Question 4: “context of trust” (I trust so and so for X but not Y so much) should be embedded into trust attestations … or derived at “runtime” when content filters are applied?
Answer: CONTEXT MUST BE EMBEDDED EXPLICITLY INTO TRUST ATTESTATIONS. This is what we must all be shouting from the mountaintops if we want to move forward on WoT. Deriving context at runtime doesn’t make sense to me. How can an algorithm derive that I trust Alice in some niche context, like to comment on the symbolism of trees in 18th century French literature? What if Alice isn’t on social media, doesn’t have any posts on this niche topic for me to like or zap or whatever? What if my trust in this context is based on real world interactions that have no digital footprint? I WANT THE OPTION TO SAY WHAT I MEAN AND MEAN WHAT I SAY, flat out, for any context that matters to me.

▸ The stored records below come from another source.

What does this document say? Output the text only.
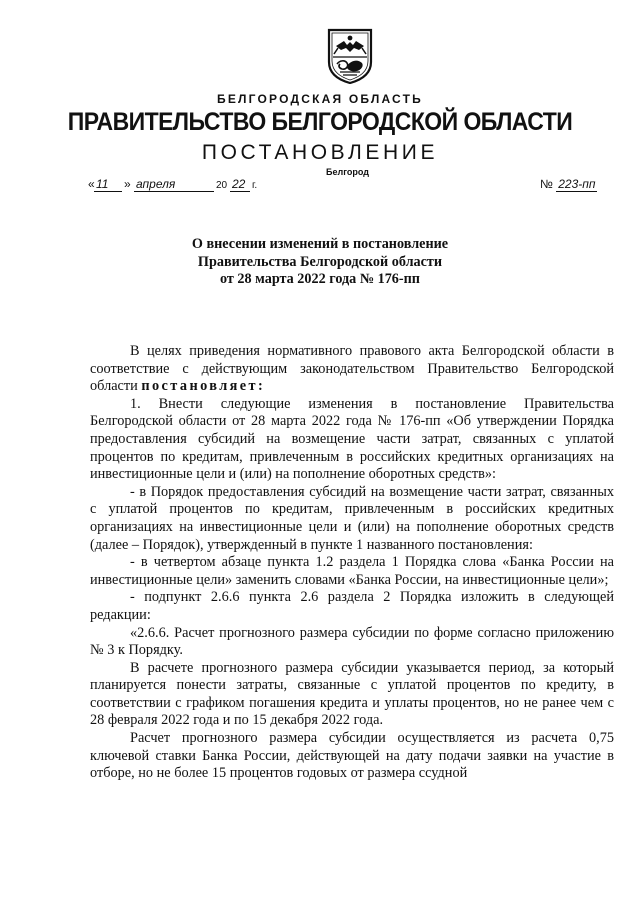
БЕЛГОРОДСКАЯ ОБЛАСТЬ
ПРАВИТЕЛЬСТВО БЕЛГОРОДСКОЙ ОБЛАСТИ
ПОСТАНОВЛЕНИЕ
Белгород
« 11	» апреля	20 22 г.	№ 223-пп
О внесении изменений в постановление
Правительства Белгородской области
от 28 марта 2022 года № 176-пп

В целях приведения нормативного правового акта Белгородской области в соответствие с действующим законодательством Правительство Белгородской области постановляет:

1. Внести следующие изменения в постановление Правительства Белгородской области от 28 марта 2022 года № 176-пп «Об утверждении Порядка предоставления субсидий на возмещение части затрат, связанных с уплатой процентов по кредитам, привлеченным в российских кредитных организациях на инвестиционные цели и (или) на пополнение оборотных средств»:

- в Порядок предоставления субсидий на возмещение части затрат, связанных с уплатой процентов по кредитам, привлеченным в российских кредитных организациях на инвестиционные цели и (или) на пополнение оборотных средств (далее – Порядок), утвержденный в пункте 1 названного постановления:

- в четвертом абзаце пункта 1.2 раздела 1 Порядка слова «Банка России на инвестиционные цели» заменить словами «Банка России, на инвестиционные цели»;

- подпункт 2.6.6 пункта 2.6 раздела 2 Порядка изложить в следующей редакции:

«2.6.6. Расчет прогнозного размера субсидии по форме согласно приложению № 3 к Порядку.

В расчете прогнозного размера субсидии указывается период, за который планируется понести затраты, связанные с уплатой процентов по кредиту, в соответствии с графиком погашения кредита и уплаты процентов, но не ранее чем с 28 февраля 2022 года и по 15 декабря 2022 года.

Расчет прогнозного размера субсидии осуществляется из расчета 0,75 ключевой ставки Банка России, действующей на дату подачи заявки на участие в отборе, но не более 15 процентов годовых от размера ссудной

I’m not saying that we can’t ALSO use proxy data or algorithms or AI or filters to derive context. But are the derived contexts trustworthy? Maybe they are, maybe they’re not. Maybe I trust them, maybe I don’t. So let’s offer BOTH approaches: explicitly-stated contextual trust, AND algorithmically-derived contextual trust. I predict the former will turn out to be more useful, but no reason we can’t just use both methods and find out.